Scales thought hard about portraying Sybil Fawlty, and decided that her character's upbringing had to be inferior to her husband Basil's.
Initially, the creators had doubts regarding this approach.
"Once they heard the first reading in rehearsal," recalled Scales, "they were sold on the idea."
In subsequent years, she frequently found herself, called upon to play stern matriarchs when she hankered after more glamorous roles.
However when questioned about what she thought was the high point, Scales had no hesitation in selecting Sybil Fawlty.
"It was a tough job," she maintained, "but I'm still proud of it." She believed it helped get the paying public into performance venues.
"I like to think that if the public have seen you in one thing they'll come and see you in another," she said.
Later Career and Personal Life
Following Fawlty Towers, Scales maintained her career in television, comprising an engagement as character Elizabeth Mapp in the series Mapp and Lucia.
Her vocal talents were frequently featured on radio, notably the comedy program After Henry, which subsequently transferred to television, and Ladies of Letters, with actress Patricia Routledge, which became an intrinsic part of the program Woman's Hour.
Scales performed two significant royal characters; as Queen Elizabeth II in the television drama of Alan Bennett's A Question of Attribution, and as the monarch Queen Victoria in a one-woman show that she presented four hundred times.

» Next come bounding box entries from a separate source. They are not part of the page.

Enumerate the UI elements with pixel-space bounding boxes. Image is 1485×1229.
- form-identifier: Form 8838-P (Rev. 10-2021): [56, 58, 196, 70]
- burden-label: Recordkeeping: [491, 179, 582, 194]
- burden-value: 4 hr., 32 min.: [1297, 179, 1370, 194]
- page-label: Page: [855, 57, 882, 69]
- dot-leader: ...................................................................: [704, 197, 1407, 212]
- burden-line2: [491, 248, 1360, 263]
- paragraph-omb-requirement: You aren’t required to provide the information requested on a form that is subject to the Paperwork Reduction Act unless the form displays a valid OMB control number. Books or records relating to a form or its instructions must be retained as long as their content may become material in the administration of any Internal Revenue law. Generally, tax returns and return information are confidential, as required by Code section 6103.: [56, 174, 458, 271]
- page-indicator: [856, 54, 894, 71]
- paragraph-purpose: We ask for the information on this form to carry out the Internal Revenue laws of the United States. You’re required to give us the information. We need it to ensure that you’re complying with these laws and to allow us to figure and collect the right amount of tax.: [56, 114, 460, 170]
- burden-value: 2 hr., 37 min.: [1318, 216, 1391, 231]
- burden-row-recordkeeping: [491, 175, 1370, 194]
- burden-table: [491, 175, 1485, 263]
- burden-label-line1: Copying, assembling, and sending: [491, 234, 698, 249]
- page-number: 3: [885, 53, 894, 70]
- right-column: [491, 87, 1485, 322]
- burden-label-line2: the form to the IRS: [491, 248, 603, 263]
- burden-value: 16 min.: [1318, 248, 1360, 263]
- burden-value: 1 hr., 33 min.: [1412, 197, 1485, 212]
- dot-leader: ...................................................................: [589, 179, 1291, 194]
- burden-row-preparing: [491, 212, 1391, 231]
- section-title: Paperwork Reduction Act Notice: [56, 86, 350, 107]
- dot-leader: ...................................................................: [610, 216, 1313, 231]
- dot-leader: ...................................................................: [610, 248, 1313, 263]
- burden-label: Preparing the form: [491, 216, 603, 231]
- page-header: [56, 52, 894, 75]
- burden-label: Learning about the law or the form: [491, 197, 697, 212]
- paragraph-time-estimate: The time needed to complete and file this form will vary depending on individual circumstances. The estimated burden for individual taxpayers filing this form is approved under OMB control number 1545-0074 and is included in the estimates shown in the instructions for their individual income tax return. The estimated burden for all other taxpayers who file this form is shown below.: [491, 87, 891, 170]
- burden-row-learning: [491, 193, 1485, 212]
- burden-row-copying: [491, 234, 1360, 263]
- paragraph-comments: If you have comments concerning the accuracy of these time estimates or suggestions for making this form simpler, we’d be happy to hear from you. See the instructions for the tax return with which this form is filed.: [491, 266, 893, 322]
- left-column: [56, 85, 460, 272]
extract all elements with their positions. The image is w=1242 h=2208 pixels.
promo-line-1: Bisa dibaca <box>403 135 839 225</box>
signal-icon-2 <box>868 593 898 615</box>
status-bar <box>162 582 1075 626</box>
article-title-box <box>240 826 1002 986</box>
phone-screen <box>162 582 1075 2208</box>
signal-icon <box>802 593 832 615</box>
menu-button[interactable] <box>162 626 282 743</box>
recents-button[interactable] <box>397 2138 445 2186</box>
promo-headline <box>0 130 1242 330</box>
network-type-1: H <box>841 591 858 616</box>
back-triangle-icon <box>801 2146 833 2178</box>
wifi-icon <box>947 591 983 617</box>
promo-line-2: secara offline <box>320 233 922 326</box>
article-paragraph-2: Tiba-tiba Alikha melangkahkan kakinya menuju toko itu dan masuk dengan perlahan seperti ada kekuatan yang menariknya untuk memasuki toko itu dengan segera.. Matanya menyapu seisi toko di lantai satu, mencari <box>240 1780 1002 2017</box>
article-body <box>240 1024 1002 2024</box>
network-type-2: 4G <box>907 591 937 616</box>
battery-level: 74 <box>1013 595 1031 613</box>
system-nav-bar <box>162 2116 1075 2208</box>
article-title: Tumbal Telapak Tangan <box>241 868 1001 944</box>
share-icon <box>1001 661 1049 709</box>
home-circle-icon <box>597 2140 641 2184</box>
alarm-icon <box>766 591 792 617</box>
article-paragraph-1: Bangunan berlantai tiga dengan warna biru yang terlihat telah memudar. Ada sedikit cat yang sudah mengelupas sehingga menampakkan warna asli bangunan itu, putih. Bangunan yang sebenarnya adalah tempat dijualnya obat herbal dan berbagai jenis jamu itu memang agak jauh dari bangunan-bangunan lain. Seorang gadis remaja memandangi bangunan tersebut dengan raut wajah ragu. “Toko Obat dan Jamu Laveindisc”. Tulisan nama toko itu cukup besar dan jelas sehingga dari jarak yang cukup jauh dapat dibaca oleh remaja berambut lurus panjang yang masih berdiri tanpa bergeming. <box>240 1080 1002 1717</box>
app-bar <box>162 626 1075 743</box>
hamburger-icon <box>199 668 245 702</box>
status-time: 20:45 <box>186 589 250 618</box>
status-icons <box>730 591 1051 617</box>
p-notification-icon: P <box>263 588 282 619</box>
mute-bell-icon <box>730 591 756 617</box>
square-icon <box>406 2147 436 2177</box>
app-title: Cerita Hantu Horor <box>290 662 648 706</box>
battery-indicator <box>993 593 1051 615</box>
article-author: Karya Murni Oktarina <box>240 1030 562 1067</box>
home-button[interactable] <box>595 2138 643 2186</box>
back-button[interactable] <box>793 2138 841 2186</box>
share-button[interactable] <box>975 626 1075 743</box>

She once received a letter from a royal protection officer who confessed that when Scales came on stage, he stood up.
"The response was automatic," she explained. "The experience delighted me."
During 1995, she began starring as character Dotty Turnbull in television commercials for the retail chain Tesco - which paid her partly in vouchers.
The advertising series, which ran for nine years, was identified as the primary reason in establishing its dominant market position in the mid 1990s.
Scales later came in for some gentle criticism for taking part in the commercial campaign, when she backed a campaign to stop local shops closing in her area of London.
Among her most accomplished roles came in Breaking the Code, the film about World War II cryptanalysts.
She appears as Alan Turing's mother, who represents a culture that treated homosexual acts as a crime, an attitude that eventually led to his death.